La Jolla, USA
Klaus Ley is Professor and Head of the Division of Inflammation Biology at the La Jolla Institute for Allergy and Immunology and Adjunct Professor of Bioengineering at the University of California, San Diego, USA. He trained at Julius-Maximilians-Universität in Würzburg, Germany and was a Professor of Bioengineering at the University of Virginia from 1994 to 2007. His research focuses on chronic inflammatory diseases such as atherosclerosis, specifically the role of myeloid leukocytes. Professor Ley is the recipient of AHA Distinguished Scientist , the 2010 Malpighi Award from the European Society for Microcirculation, and the 2008 Bonazinga Award from the Society for Leukocyte Biology.
Monday 27 May 09:00
Macrophage immunometabolism: opportunities for phenotypical modulation?
Atherosclerosis is a chronic inflammatory disease that is driven by subendothelial accumulation of low-density lipoprotein in the arterial wall. The retained lipoproteins provoke a series of maladaptive immune responses that in turn promote plaque progression and eventually rupture. Monocytes are important mediators of the inflammatory responses involved in atherosclerosis progression. Their differentiation to macrophages, and phenotypic characterization of these macrophages, can be modulated by microenvironmental signals within the artery wall, including oxidized lipids, Toll-like receptor ligands, hematopoietic growth factors, cytokines, and chemokines. Dynamic modulation of macrophage phenotypes affects atherosclerosis progression by modulating the inflammatory responses within the vessel wall. On this basis, therefore, macrophage phenotype modulation represents an attractive therapeutic target.

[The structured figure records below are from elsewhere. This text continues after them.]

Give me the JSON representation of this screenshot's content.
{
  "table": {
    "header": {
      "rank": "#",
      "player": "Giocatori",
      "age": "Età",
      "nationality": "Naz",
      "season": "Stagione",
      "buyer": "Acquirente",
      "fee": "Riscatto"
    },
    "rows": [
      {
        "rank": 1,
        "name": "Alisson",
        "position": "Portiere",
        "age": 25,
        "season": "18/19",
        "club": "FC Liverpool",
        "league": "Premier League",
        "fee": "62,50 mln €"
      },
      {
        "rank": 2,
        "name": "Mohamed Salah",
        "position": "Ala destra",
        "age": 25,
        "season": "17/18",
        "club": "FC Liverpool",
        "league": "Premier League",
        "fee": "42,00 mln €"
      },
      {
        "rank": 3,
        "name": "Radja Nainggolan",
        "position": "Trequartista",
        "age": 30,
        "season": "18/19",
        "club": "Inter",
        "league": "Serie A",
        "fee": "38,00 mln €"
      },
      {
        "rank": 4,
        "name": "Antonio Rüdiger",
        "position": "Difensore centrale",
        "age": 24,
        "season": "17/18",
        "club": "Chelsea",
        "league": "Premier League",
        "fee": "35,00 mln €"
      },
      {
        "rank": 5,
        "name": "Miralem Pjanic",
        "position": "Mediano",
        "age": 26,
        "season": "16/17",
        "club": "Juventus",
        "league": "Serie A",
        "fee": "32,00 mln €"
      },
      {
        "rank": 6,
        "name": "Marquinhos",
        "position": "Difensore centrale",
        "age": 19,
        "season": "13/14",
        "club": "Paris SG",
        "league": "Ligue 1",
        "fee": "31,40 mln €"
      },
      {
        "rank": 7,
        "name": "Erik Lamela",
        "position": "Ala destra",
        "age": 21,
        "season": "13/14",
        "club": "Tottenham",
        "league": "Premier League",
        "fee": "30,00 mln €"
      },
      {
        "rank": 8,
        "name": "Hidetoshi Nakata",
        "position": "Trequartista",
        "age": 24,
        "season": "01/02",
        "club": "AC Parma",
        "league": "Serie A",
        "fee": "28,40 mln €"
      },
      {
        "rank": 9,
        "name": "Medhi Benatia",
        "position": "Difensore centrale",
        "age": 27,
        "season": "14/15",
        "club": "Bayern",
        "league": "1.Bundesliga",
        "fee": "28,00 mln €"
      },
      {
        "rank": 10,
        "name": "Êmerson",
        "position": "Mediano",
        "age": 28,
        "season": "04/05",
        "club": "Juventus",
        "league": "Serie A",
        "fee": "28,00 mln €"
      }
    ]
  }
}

Atherosclerotic plaques contain T cells, most of which are CD4+ T cells in humans. A key step in the immune response is the activation of T cells by antigens. Peptide epitopes from apolipoprotein B (apoB) have been shown to act as atherosclerosis-related autoantigens, by binding to major histocompatibility complex class II molecules and inducing specific T cell responses. Recently, apoB peptide18 was identified as the first regulatory T cell epitope in human atherosclerosis. In animal models, vaccination with p18 prevented atherosclerosis. Other studies have focused on the role of myeloid epsins, a family of ubiquitin-binding endocytic adaptors, in the regulation of atherogenicity. These epsins appear to promote atherogenesis by facilitating proinflammatory macrophage recruitment and inhibiting efferocytosis. Therefore, manipulating the adaptive immune system by vaccination or immunomodulatory strategies may offer future therapeutic potential in preventing and treating atherosclerosis.
Wolf D, Ley K. Immunity and inflammation in atherosclerosis. Circ Res 2019;124:315-27.
Ley K, Hoffman HM, Kubes P, Cassatella MA, Zychlinsky A, Hedrick CC, Catz SD. Neutrophils: New insights and open questions. Sci Immunol 2018;3(30). pii: eaat4579.
Kimura T, Kobiyama K, Winkels H, Tse K, Miller J, Vassallo M, Wolf D, Ryden C, Orecchioni M, Dileepan T, Jenkins MK, James EA, Kwok WW, Hanna DB, Kaplan RC, Strickler HD, Durkin HG, Kassaye SG, Karim R, Tien PC, Landay AL, Gange SJ, Sidney J, Sette A, Ley K. Regulatory CD4+ T cells recognize major histocompatibility complex class II molecule-restricted peptide epitopes of apolipoprotein B. Circulation 2018;138:1130-43.